Jumping into openSUSE Leap 16
from jzb@lemmy.ml to linux@lemmy.ml on 01 Oct 15:35
https://lemmy.ml/post/36939019

The openSUSE project has released Leap 16, its first major release since openSUSE Leap 15 in May 2018. This release brings some changes to the core of the distribution aside from the usual software upgrades; YaST has been retired, SELinux has replaced AppArmor as the default mandatory access control (MAC) system, and more.

#linux

threaded - newest

IrritableOcelot@beehaw.org on 01 Oct 17:27 next collapse

My reading is that the installer is no longer based on YaST, not that YaST has been retired overall.

original_reader@lemmy.zip on 01 Oct 18:04 collapse

I truly hope they don’t retire it until there’s a true successor. Yast is in its own class of admin tools.

IrritableOcelot@beehaw.org on 01 Oct 22:31 collapse

Agreed. Fortunately, I don’t see anything about that being planned, they are just separating system installation from system management. I’m fine with that, as long as the new installer keeps the good control over partition management.
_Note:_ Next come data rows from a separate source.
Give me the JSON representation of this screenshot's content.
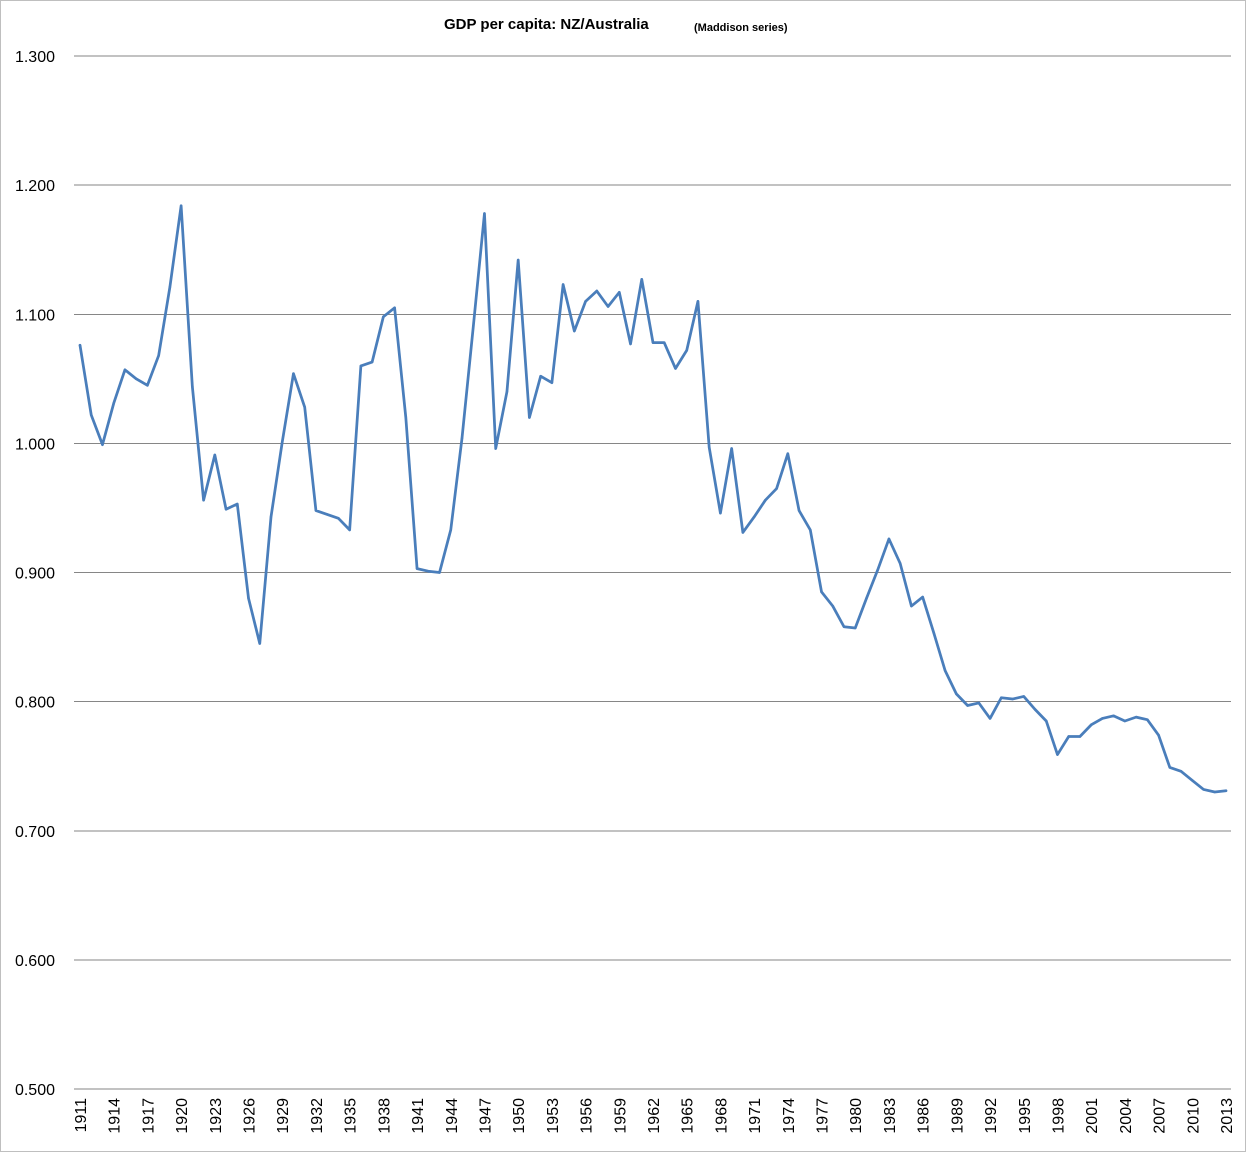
{
  "chart_data": {
    "type": "line",
    "title": "GDP per capita: NZ/Australia",
    "subtitle": "(Maddison series)",
    "xlabel": "",
    "ylabel": "",
    "ylim": [
      0.5,
      1.3
    ],
    "y_ticks": [
      "0.500",
      "0.600",
      "0.700",
      "0.800",
      "0.900",
      "1.000",
      "1.100",
      "1.200",
      "1.300"
    ],
    "x_ticks": [
      "1911",
      "1914",
      "1917",
      "1920",
      "1923",
      "1926",
      "1929",
      "1932",
      "1935",
      "1938",
      "1941",
      "1944",
      "1947",
      "1950",
      "1953",
      "1956",
      "1959",
      "1962",
      "1965",
      "1968",
      "1971",
      "1974",
      "1977",
      "1980",
      "1983",
      "1986",
      "1989",
      "1992",
      "1995",
      "1998",
      "2001",
      "2004",
      "2007",
      "2010",
      "2013"
    ],
    "grid": true,
    "line_color": "#4a7ebb",
    "series": [
      {
        "x": [
          1911,
          1912,
          1913,
          1914,
          1915,
          1916,
          1917,
          1918,
          1919,
          1920,
          1921,
          1922,
          1923,
          1924,
          1925,
          1926,
          1927,
          1928,
          1929,
          1930,
          1931,
          1932,
          1933,
          1934,
          1935,
          1936,
          1937,
          1938,
          1939,
          1940,
          1941,
          1942,
          1943,
          1944,
          1945,
          1946,
          1947,
          1948,
          1949,
          1950,
          1951,
          1952,
          1953,
          1954,
          1955,
          1956,
          1957,
          1958,
          1959,
          1960,
          1961,
          1962,
          1963,
          1964,
          1965,
          1966,
          1967,
          1968,
          1969,
          1970,
          1971,
          1972,
          1973,
          1974,
          1975,
          1976,
          1977,
          1978,
          1979,
          1980,
          1981,
          1982,
          1983,
          1984,
          1985,
          1986,
          1987,
          1988,
          1989,
          1990,
          1991,
          1992,
          1993,
          1994,
          1995,
          1996,
          1997,
          1998,
          1999,
          2000,
          2001,
          2002,
          2003,
          2004,
          2005,
          2006,
          2007,
          2008,
          2009,
          2010,
          2011,
          2012,
          2013
        ],
        "values": [
          1.076,
          1.022,
          0.999,
          1.031,
          1.057,
          1.05,
          1.045,
          1.068,
          1.121,
          1.184,
          1.044,
          0.956,
          0.991,
          0.949,
          0.953,
          0.88,
          0.845,
          0.943,
          1.001,
          1.054,
          1.028,
          0.948,
          0.945,
          0.942,
          0.933,
          1.06,
          1.063,
          1.098,
          1.105,
          1.02,
          0.903,
          0.901,
          0.9,
          0.933,
          1.004,
          1.09,
          1.178,
          0.996,
          1.04,
          1.142,
          1.02,
          1.052,
          1.047,
          1.123,
          1.087,
          1.11,
          1.118,
          1.106,
          1.117,
          1.077,
          1.127,
          1.078,
          1.078,
          1.058,
          1.072,
          1.11,
          0.997,
          0.946,
          0.996,
          0.931,
          0.943,
          0.956,
          0.965,
          0.992,
          0.948,
          0.933,
          0.885,
          0.874,
          0.858,
          0.857,
          0.88,
          0.902,
          0.926,
          0.907,
          0.874,
          0.881,
          0.853,
          0.824,
          0.806,
          0.797,
          0.799,
          0.787,
          0.803,
          0.802,
          0.804,
          0.794,
          0.785,
          0.759,
          0.773,
          0.773,
          0.782,
          0.787,
          0.789,
          0.785,
          0.788,
          0.786,
          0.774,
          0.749,
          0.746,
          0.739,
          0.732,
          0.73,
          0.731
        ]
      }
    ]
  }
}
tabular@lemmy.world on 02 Oct 22:23 collapse

Perhaps I’m just not the target audience for a pretty UI rework but it really grinds my gears to see it be running in Firefox. A whole browser for a GUI is insane?? I’m sure it will improve with time but when it loaded on my VM it reminded me of a virus opening a browser window.

communism@lemmy.ml on 03 Oct 00:19 next collapse

What really? I thought the screenshot looked like electron/web app slop but I was like, maybe they’ve just gone for a “modern” gtk/qt theme. It’s actually just a Firefox PWA?

Ephera@lemmy.ml on 03 Oct 05:52 collapse

Yeah, it’s explicitly built to run in a browser: agama-project.github.io

Ephera@lemmy.ml on 03 Oct 05:51 collapse

I guess, the idea is mainly that you can also perform the installation over the network. I can imagine this being quite cool for setting up a Raspberry Pi or similar.